Please confirm policy type and which kind of script on the client - rman or backint script?
Did you do database to NBU linking on the client as per appropriate manual (SAP or Oracle)?
All comms between master, media and client seems to be fine, but the script on the client is failing.
We need to see output of the backup script on the client.
Please create dbclient folder on the client under /usr/openv/netbackup/logs to troubleshoot from NBU point of view.
Remember to 'chmod 777 dbclient'.
05-25-2014 11:45 AM
I agree iwth Marianne. It would be useful to see the dbclient log.
The status 6 is due to a time out.

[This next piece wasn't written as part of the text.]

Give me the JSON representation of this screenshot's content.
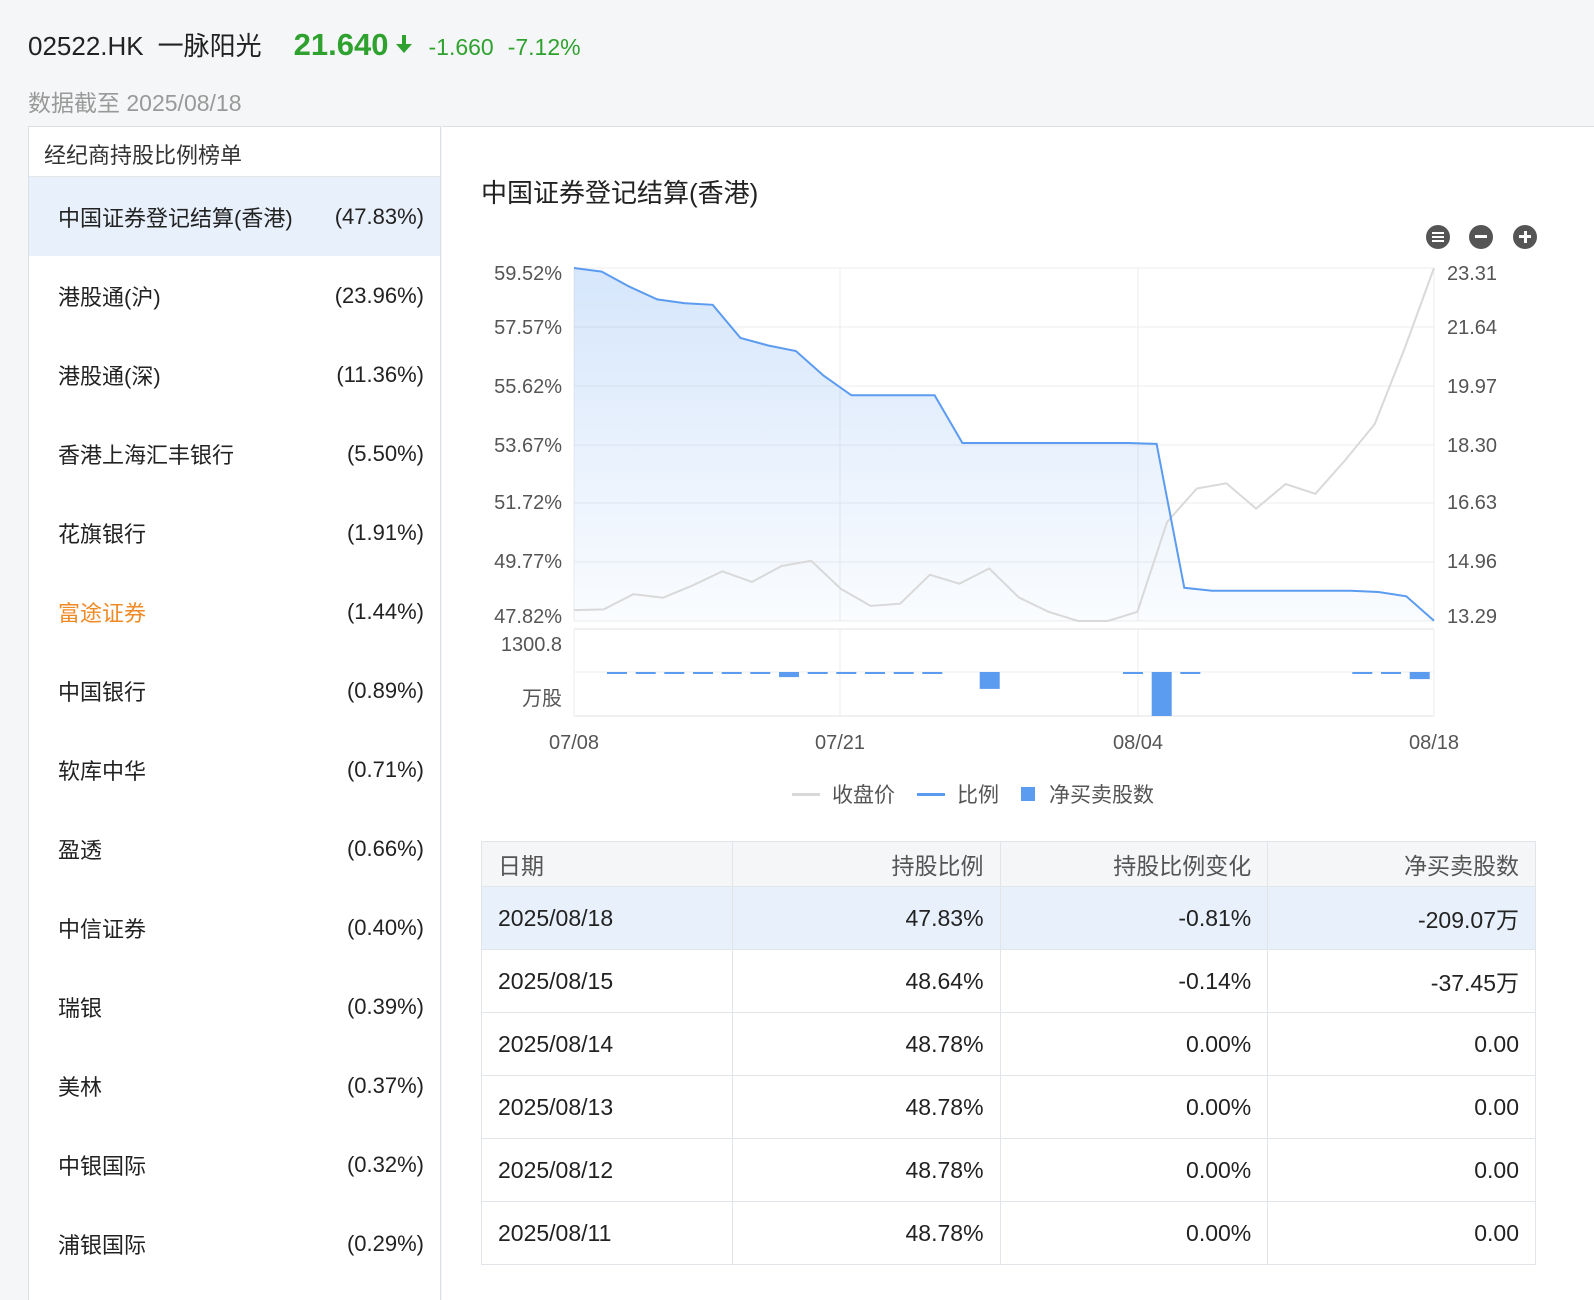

If you look, you can see that there is a 15 minute gap in the messages you copied in:
5/23/2014 7:17:42 PM - Info bpbrm(pid=7942) child pid: 12532
5/23/2014 7:17:42 PM - connecting
5/23/2014 7:17:43 PM - Info bpbrm(pid=7942) INF - Client read timeout = 1200
5/23/2014 7:17:43 PM - Info bpbrm(pid=7942) accepted connection from client
5/23/2014 7:17:43 PM - connected; connect time: 0:00:01
[gap]
timeout from the client.
5/23/2014 7:32:45 PM - Error bpbrm(pid=12532) client autom EXIT STATUS = 6: the backup failed to back up the requested files
5/23/2014 7:32:45 PM - Info dbclient(pid=0) done. status: 6
5/23/2014 7:32:45 PM - Info bpbrm(pid=7942) sending message to media manager: STOP BACKUP autom_1400861861
5/23/2014 7:32:46 PM - Info bpbrm(pid=7942) media manager for backup id autom_1400861861 exited with status 150: termination requested by administrator
5/23/2014 7:32:46 PM - end writing
I would actually suggest enabling the bptm, bpbrm and bpcd logs too (on the media server bptm/bpbrm, client bpcd along with dbclient).

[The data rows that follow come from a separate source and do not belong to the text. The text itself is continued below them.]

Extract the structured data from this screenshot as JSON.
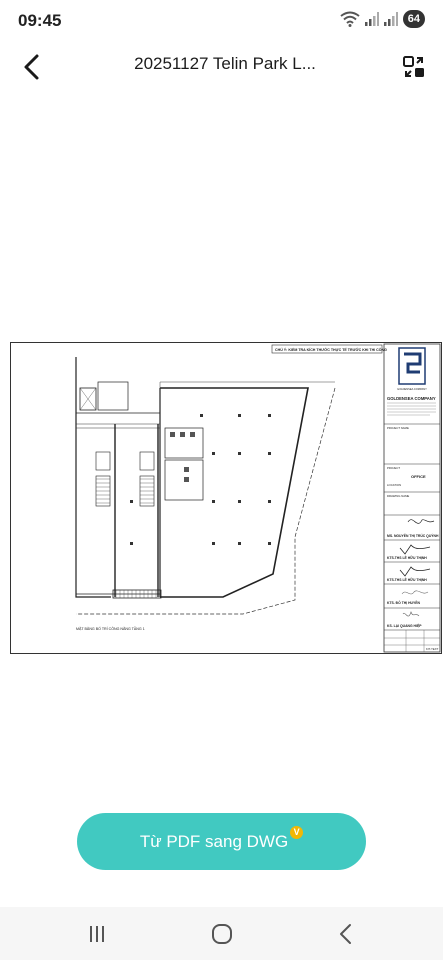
{
  "status_bar": {
    "time": "09:45",
    "battery": "64",
    "icons": [
      "wifi-icon",
      "signal-icon",
      "signal-icon",
      "battery-icon"
    ]
  },
  "app_bar": {
    "title": "20251127 Telin Park L...",
    "back_icon": "chevron-left-icon",
    "action_icon": "convert-icon"
  },
  "drawing": {
    "note": "CHÚ Ý: KIỂM TRA KÍCH THƯỚC THỰC TẾ TRƯỚC KHI THI CÔNG",
    "plan_label": "MẶT BẰNG BỐ TRÍ CÔNG NĂNG TẦNG 1",
    "company": "GOLDENSEA COMPANY",
    "logo_caption": "GOLDENSEA COMPANY",
    "project_label": "PROJECT NAME",
    "project_name_label": "PROJECT",
    "drawing_name": "OFFICE",
    "location_label": "LOCATION",
    "drawing_title_label": "DRAWING NAME",
    "signatures": [
      {
        "role": "MS. NGUYỄN THỊ TRÚC QUỲNH"
      },
      {
        "role": "KTS.THS LÊ HỮU THỊNH"
      },
      {
        "role": "KTS.THS LÊ HỮU THỊNH"
      },
      {
        "role": "KTS. ĐỖ THỊ HUYỀN"
      },
      {
        "role": "KS. LẠI QUANG HIỆP"
      }
    ],
    "sheet_no": "KIT-TEXT"
  },
  "convert_button": {
    "label": "Từ PDF sang DWG",
    "badge": "V",
    "color": "#41c9c1"
  },
  "nav_bar": {
    "icons": [
      "recent-apps-icon",
      "home-icon",
      "back-icon"
    ]
  }
}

Additionally, I would not discount the communication type issues. It's not uncommon for reverse and forward lookup to return different names/ips. Unfortunately I have heard a number of times that everything is 'ok' with communication just to find out otherwise when detailed logs are reviewed..
Let us know what you find. If you don't understand this information it might not be a bad idean to open a case.
05-26-2014 01:34 AM
Addition also create the bphdb log on the client, it contents can often help to identify the problem
As always it is useful to run the database backup script in a prompt to see if there is any messages no caught by the logs.
05-26-2014 11:38 PM
Some streams are successful and other are failing with cod 6 from the same job. This indicate the comm is fine
Does it indicate any configuration or timeout issue ?
the issue is happening on both RMAN and backinit backups ?
05-27-2014 12:28 AM
How many streams do you have coming in at a time (How many channels in Oracle terms)? Are you seeing a pattern in the failures (for e.g during heavy load on the master/media server)? Have you tried reducing the number of channels in the RMAN script?
The logs that were requested by the other forum members will be very helpful for digging further on the cause of the failure(s).
05-27-2014 01:49 AM
The default Client Connect and Client Read Timeout is 5 minutes.
This may be fine for smaller databases, but for larger backups this is not sufficient.
We normally chance both these timeouts to 1800 on the media server(s).
The logs will confirm. Especially bpbrm on the media server.